🤖 AI Summary
This study addresses the challenge of applying turn-taking prediction models—originally designed for spoken dialogue—to sign language interaction, where direct adaptation is hindered by modality differences. For the first time, the Voice Activity Projection (VAP) framework is adapted to dyadic sign language conversations using the DGS corpus. Binary signing activity streams are constructed, and pose estimation is employed to extract features from the hands, eyes, and mouth. A temporal model is then trained to predict turn-taking states (SHIFT/HOLD). The work introduces proxy tasks and activity definitions tailored to the visual-gestural nature of sign language, demonstrating the feasibility of cross-modal transfer: the model performs well on HOLD/SHIFT classification, with hand-related cues proving particularly informative. However, predicting pure SHIFT events remains challenging, underscoring the need for a turn-taking annotation framework specifically designed for sign language.
📝 Abstract
Social robots must interact robustly not only with users assumed by speech-centered systems but also with diverse users whose communication relies on different modalities, e.g., sign language. One important capability gap is predictive turn-taking with signing users. Although Voice Activity Projection (VAP) has been successfully used to model future voice activity in spoken interaction, it remains unclear whether the framework transfers to sign language interaction. This paper presents an initial transfer study of adapting a VAP architecture to dyadic sign language interaction. Using interaction recordings from the Public DGS Corpus, we derive binary signing activity streams from lexical sign annotations and formulate proxy tasks for turn-taking prediction.

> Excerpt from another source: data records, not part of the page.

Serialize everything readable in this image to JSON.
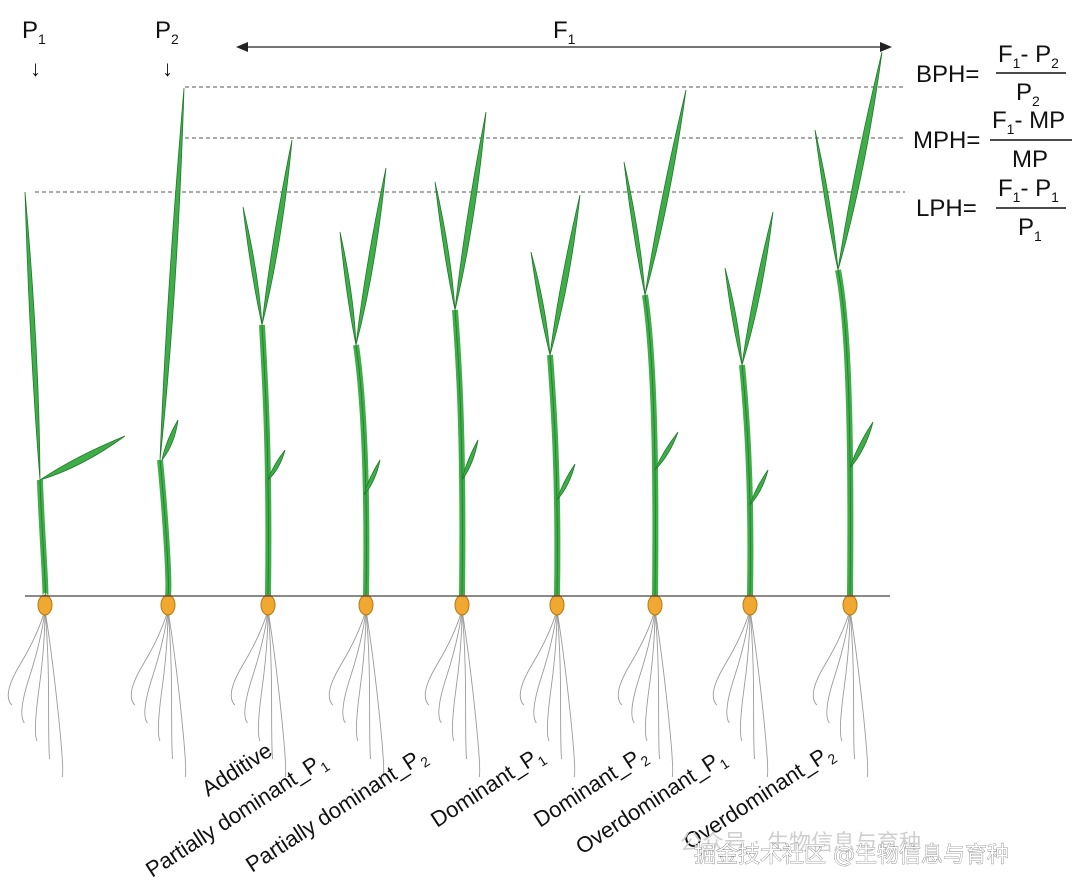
{
  "parents": [
    {
      "name": "P",
      "sub": "1"
    },
    {
      "name": "P",
      "sub": "2"
    }
  ],
  "arrow_glyph": "↓",
  "f1_label": {
    "name": "F",
    "sub": "1"
  },
  "formulas": [
    {
      "lhs": "BPH=",
      "num_a": "F",
      "num_a_sub": "1",
      "num_op": "- P",
      "num_b_sub": "2",
      "den": "P",
      "den_sub": "2"
    },
    {
      "lhs": "MPH=",
      "num_a": "F",
      "num_a_sub": "1",
      "num_op": "- MP",
      "num_b_sub": "",
      "den": "MP",
      "den_sub": ""
    },
    {
      "lhs": "LPH=",
      "num_a": "F",
      "num_a_sub": "1",
      "num_op": "- P",
      "num_b_sub": "1",
      "den": "P",
      "den_sub": "1"
    }
  ],
  "categories": [
    {
      "label": "Additive",
      "sub": ""
    },
    {
      "label": "Partially dominant_P",
      "sub": "1"
    },
    {
      "label": "Partially dominant_P",
      "sub": "2"
    },
    {
      "label": "Dominant_P",
      "sub": "1"
    },
    {
      "label": "Dominant_P",
      "sub": "2"
    },
    {
      "label": "Overdominant_P",
      "sub": "1"
    },
    {
      "label": "Overdominant_P",
      "sub": "2"
    }
  ],
  "watermark": {
    "line1": "公众号 · 生物信息与育种",
    "line2": "掘金技术社区 @生物信息与育种"
  },
  "colors": {
    "leaf": "#3fae49",
    "leaf_dark": "#1f7a2c",
    "seed": "#f0a830",
    "root": "#9a9a9a",
    "ground": "#444444",
    "dash": "#555555"
  }
}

The model uses pose-derived hand, eye-region, and mouth-region features extracted for each signer. The results show that SHIFT/HOLD prediction is promising, especially with hand cues, while SHIFT-prediction remains difficult. These findings provide initial evidence for both the promise and the current limitations of transferring predictive turn-taking models from spoken interaction to sign language interaction. Predictive modeling of sign language interaction still requires sign-language-specific event definitions that go beyond speech-derived categories.